Is America “Exceptional?” Yes, but with egregious examples of failing to live up to our ideals. We are a nation with both high ideals and high energy and our strength comes from both. Lofty ideals with no desire to achieve them would be meaningless, or worse. Reckless application of energy without ideals is tyranny and chaos. Only we can change the outcome. We need no benevolent king. We need to seek out the truth so that we can pursue our ideals and eliminate the fear that divides us. It is that fear that becomes “weaponized” to make enemies of Mexicans or gays or Muslims or whatever the next target will be. Responsible high profile people like John McCain who essentially accused Mexican migrants of starting the horrific wildfires in Arizona add to the problem. Revision of history or willful distortion of current events strips us of our exceptionalism and makes us ordinary indeed. Even worse, it makes us look the wrong way to solve a problem. Allow me to put this into another context. Let’s say that your car is getting poor mileage and that you take it to be fixed claiming that somebody was stealing fuel from your tank because you are suspicious of your new neighbor. The quick solution would be to install a locking gas-cap, but what if the real problem was fouled spark plugs. The gas-cap might give you temporary comfort, but your mileage would not improve. Or you build a wall on your southern border, but you still can’t get US labor to take your low paying jobs no matter how much you blame immigrants for taking jobs that nobody else wants. Successful problem solving requires an accurate definition of the problem. If you alter history, you may feel better, but you still will not solve the problem.

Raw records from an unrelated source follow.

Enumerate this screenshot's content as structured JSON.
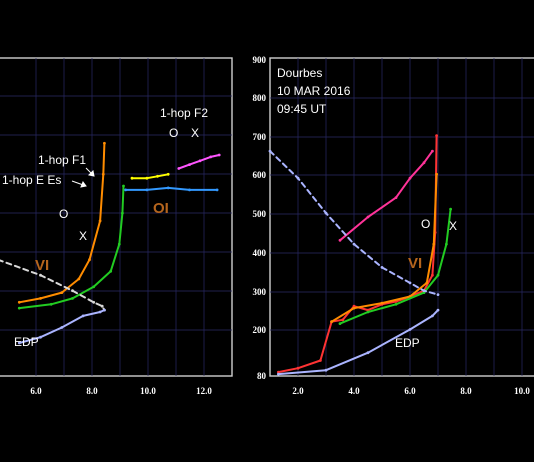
{
  "chart_data": [
    {
      "type": "line",
      "x_ticks": [
        "6.0",
        "8.0",
        "10.0",
        "12.0"
      ],
      "xlim": [
        2.0,
        13.0
      ],
      "ylim": [
        80,
        900
      ],
      "grid": true,
      "annotations": {
        "f2": "1-hop F2",
        "f1": "1-hop F1",
        "e_es": "1-hop E Es",
        "o_hop": "O",
        "x_hop": "X",
        "o_main": "O",
        "x_main": "X",
        "roman_vi": "VI",
        "roman_oi": "OI",
        "edp": "EDP"
      },
      "series": [
        {
          "name": "",
          "color": "#ff8c00",
          "x": [
            3.0,
            4.0,
            5.0,
            5.8,
            6.3,
            6.8,
            6.95,
            7.0
          ],
          "y": [
            270,
            280,
            295,
            330,
            380,
            480,
            600,
            680
          ]
        },
        {
          "name": "",
          "color": "#22cc22",
          "x": [
            3.0,
            4.5,
            5.5,
            6.5,
            7.3,
            7.7,
            7.85,
            7.9
          ],
          "y": [
            255,
            265,
            280,
            310,
            350,
            420,
            500,
            570
          ]
        },
        {
          "name": "",
          "color": "#d8d8d8",
          "x": [
            2.0,
            4.0,
            5.5,
            6.5,
            6.9,
            7.0
          ],
          "y": [
            380,
            340,
            300,
            270,
            260,
            250
          ]
        },
        {
          "name": "",
          "color": "#aab4ff",
          "x": [
            3.0,
            4.0,
            5.0,
            6.0,
            6.8,
            7.0
          ],
          "y": [
            165,
            180,
            205,
            235,
            245,
            250
          ]
        },
        {
          "name": "",
          "color": "#ff55ff",
          "x": [
            10.5,
            11.0,
            11.5,
            12.0,
            12.4
          ],
          "y": [
            615,
            625,
            635,
            645,
            650
          ]
        },
        {
          "name": "",
          "color": "#ffff00",
          "x": [
            8.3,
            9.0,
            9.5,
            10.0
          ],
          "y": [
            590,
            590,
            595,
            600
          ]
        },
        {
          "name": "",
          "color": "#3399ff",
          "x": [
            8.0,
            9.0,
            10.0,
            11.0,
            12.3
          ],
          "y": [
            560,
            560,
            565,
            560,
            560
          ]
        }
      ]
    },
    {
      "type": "line",
      "x_ticks": [
        "2.0",
        "4.0",
        "6.0",
        "8.0",
        "10.0"
      ],
      "y_ticks": [
        "80",
        "200",
        "300",
        "400",
        "500",
        "600",
        "700",
        "800",
        "900"
      ],
      "xlim": [
        1.0,
        10.5
      ],
      "ylim": [
        80,
        900
      ],
      "grid": true,
      "header": [
        "Dourbes",
        "10 MAR 2016",
        "09:45 UT"
      ],
      "annotations": {
        "o_main": "O",
        "x_main": "X",
        "roman_vi": "VI",
        "edp": "EDP"
      },
      "series": [
        {
          "name": "",
          "color": "#ff3333",
          "x": [
            1.3,
            2.0,
            2.8,
            3.2,
            3.6,
            4.0,
            4.5,
            5.0,
            5.5,
            6.0,
            6.5,
            6.8,
            6.9,
            6.95
          ],
          "y": [
            90,
            100,
            120,
            220,
            225,
            260,
            250,
            265,
            272,
            285,
            300,
            340,
            450,
            700
          ]
        },
        {
          "name": "",
          "color": "#ff8c00",
          "x": [
            3.2,
            4.0,
            5.0,
            6.0,
            6.6,
            6.85,
            6.95
          ],
          "y": [
            220,
            255,
            268,
            285,
            320,
            420,
            600
          ]
        },
        {
          "name": "",
          "color": "#22cc22",
          "x": [
            3.5,
            4.5,
            5.5,
            6.5,
            7.0,
            7.3,
            7.45
          ],
          "y": [
            215,
            245,
            265,
            295,
            340,
            420,
            510
          ]
        },
        {
          "name": "",
          "color": "#ff3399",
          "x": [
            3.5,
            4.5,
            5.5,
            6.0,
            6.5,
            6.8
          ],
          "y": [
            430,
            490,
            540,
            590,
            630,
            660
          ]
        },
        {
          "name": "",
          "color": "#aab4ff",
          "x": [
            1.3,
            3.0,
            4.5,
            6.0,
            6.8,
            7.0
          ],
          "y": [
            85,
            95,
            140,
            200,
            235,
            250
          ]
        },
        {
          "name": "",
          "color": "#aab4ff",
          "x": [
            1.0,
            2.0,
            3.0,
            4.0,
            5.0,
            6.0,
            6.5,
            7.0
          ],
          "y": [
            660,
            590,
            500,
            420,
            360,
            320,
            300,
            290
          ]
        }
      ]
    }
  ]
}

Maybe we should consider the notion promoted in the 1960s to challenge authority; the media and politicians who use hatred and our human weaknesses for expedient gains. Let us use our energy to both pursue our ideals and to change our future by knowing and understanding our history. We are not feudal vassals of some distant king. We are free and can exercise that freedom on our own to pursue truth and truly become exceptional. Fear stirs emotions, but solves no problems. Ignorance of history may provide fairy tales to tell our children of the honor and glory of our ideals, but it whitewashes the problems that need to be solved. Knowledge and hard work can solve problems and help us reach our ideals. I recently received an email from a friend that purported to be a shameful account of presidential behavior. I quickly referred to “Fact-Check.” It was a despicable fraud as are so many including the recent viral video of Janice Hahn. Be free and skeptical.